Formée à l’École Nationale Supérieure des Arts Décoratifs de Paris, Caty Olive produit depuis les années 2000 des scénographies lumineuses pour des espaces muséaux et architecturaux, mais développe également une relation particulière avec le spectacle vivant. Elle a notemment collaboré avec Claudia Triozzi, Vera Mantero, Joris Lacoste, Valérie Belin, Myriam Gourfink ou Emmanuelle Huyhn. Mais c’est surtout avec le chorégraphe Christian Rizzo qu’elle entretien un rapport privilégié. Cette année, nous avons pu faire l’expérience de ses installations lumineuses dans les deux dernières créations de ce dernier : le syndrome Ian et Ad Noctum.
Quel est votre premier souvenir de spectacle ?

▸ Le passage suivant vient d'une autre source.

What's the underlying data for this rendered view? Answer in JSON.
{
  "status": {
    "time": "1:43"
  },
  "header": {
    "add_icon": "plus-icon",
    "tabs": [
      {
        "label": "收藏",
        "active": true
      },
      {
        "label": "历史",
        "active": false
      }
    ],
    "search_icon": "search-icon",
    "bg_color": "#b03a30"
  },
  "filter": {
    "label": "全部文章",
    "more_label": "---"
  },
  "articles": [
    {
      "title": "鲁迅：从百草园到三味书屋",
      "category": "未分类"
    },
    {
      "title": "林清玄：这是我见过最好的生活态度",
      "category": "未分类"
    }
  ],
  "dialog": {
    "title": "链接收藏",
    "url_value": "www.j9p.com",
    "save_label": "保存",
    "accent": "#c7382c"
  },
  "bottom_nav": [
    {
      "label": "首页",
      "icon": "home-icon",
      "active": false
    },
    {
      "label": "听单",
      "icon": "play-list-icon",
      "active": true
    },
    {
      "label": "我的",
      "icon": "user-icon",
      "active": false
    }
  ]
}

Les Mélodies du malheur du professeur Brillantini, de Jérôme Savary (1981) spectacle vu en famille au sortir de l’enfance, le plus tenace de mes souvenirs anciens de spectatrice, immortalisé par l’infinie tristesse d’un couple de soeurs siamoises.
Quels sont les spectacles qui vous ont le plus marquée en tant que spectatrice ?

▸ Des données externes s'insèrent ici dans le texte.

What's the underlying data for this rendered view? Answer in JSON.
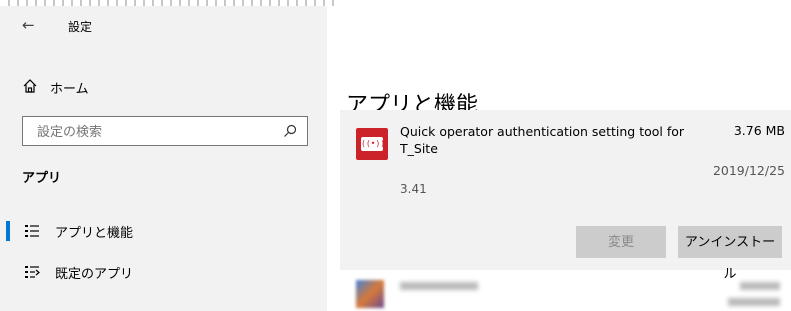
{
  "window": {
    "title": "設定"
  },
  "sidebar": {
    "home_label": "ホーム",
    "search_placeholder": "設定の検索",
    "section_title": "アプリ",
    "items": [
      {
        "label": "アプリと機能",
        "icon": "apps-features-icon",
        "active": true
      },
      {
        "label": "既定のアプリ",
        "icon": "default-apps-icon",
        "active": false
      }
    ]
  },
  "main": {
    "page_title": "アプリと機能",
    "selected_app": {
      "name": "Quick operator authentication setting tool for T_Site",
      "size": "3.76 MB",
      "date": "2019/12/25",
      "version": "3.41",
      "icon_text": "((•))",
      "modify_label": "変更",
      "uninstall_label": "アンインストール"
    }
  },
  "colors": {
    "accent": "#0078d7",
    "app_icon": "#cc2229",
    "panel": "#f2f2f2"
  }
}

Parce qu’il constitue un manifeste pour moi, Duo de William Forsythe (1996). Pour avoir découvert à travers cette pièce, qu’une émotion excitante pouvait être purement intellectuelle, Jerôme Bel de Jérôme Bel (1995). Pour avoir vécu une véritable expérience sonore, le concert de My Bloody Valentine à Roseland à New-York, qui m’a traversée. Parce qu’il m’a mis sous les yeux une forme de radicalité, Une femme normale à en mourir de Jan Fabre avec Els Deceukelier (1995). Pour le réjouissement de la vitesse et de la musicalité, Le Couronnement de Poppée de Anne Teresa de Keersmaeker (1988).
Quel sont vos souvenirs les plus intenses parmi tous les projets auxquels vous avez collaboré ?
Les souvenirs les plus significatifs du point de vue de l’intensité le furent chacun pour des raisons très différentes. Pour en nommer quelques uns, je me souviens très clairement dans quelle liberté artistique et relationnelle fut créée avec Vera Mantero et l’équipe que vous formions, la pièce Poesia y selvajeria en 1997 à Lisbonne. Quatre ans plus tard, je participais en France à la création de et pourquoi pas : « bodymakers », « falbalas »
Quelle collaboration artistique a été la plus importante dans votre parcours ?
Ma collaboration avec Christian Rizzo, qui dure depuis 18 an, est la plus importante, indéniablement. Mais ma toute première collaboration artistique a été déterminante aussi, car il me semble y avoir posé certaines des bases de ce qui me constitue en tant que créatrice. C’était avec Martine Pisani, je sortais de l’école, je créais ma première scénographie lumineuse presque sans conscience de le faire, avec une légèreté qui me surprend aujourd’hui.
Quelles oeuvres théâtrales / chorégraphiques composent votre panthéon personnel ?
Bien que consciente que le fait de ne nommer qu’une seule oeuvre est tout fait exagéré : Jérôme Bel par Jérôme Bel, pièce découverte en 1995 au Théâtre de la Bastille. Une claque.
Quels sont les enjeux de la danse aujourd’hui ?
L’enjeu de proposer des formes d’art vivant serait de créer et d’enrichir sans cesse un espace de valeurs plus riche que le champ de la consommation des produits disponibles et des formats entendus. Une véritable attention à la création, un questionnement sur les méthodes de fabrication devenues des usages appauvrissants me semblent indispensables car le paysage de la danse compte lui aussi bon nombre de ces produits disponibles. Et puis il faudrait financer le temps d’inventer.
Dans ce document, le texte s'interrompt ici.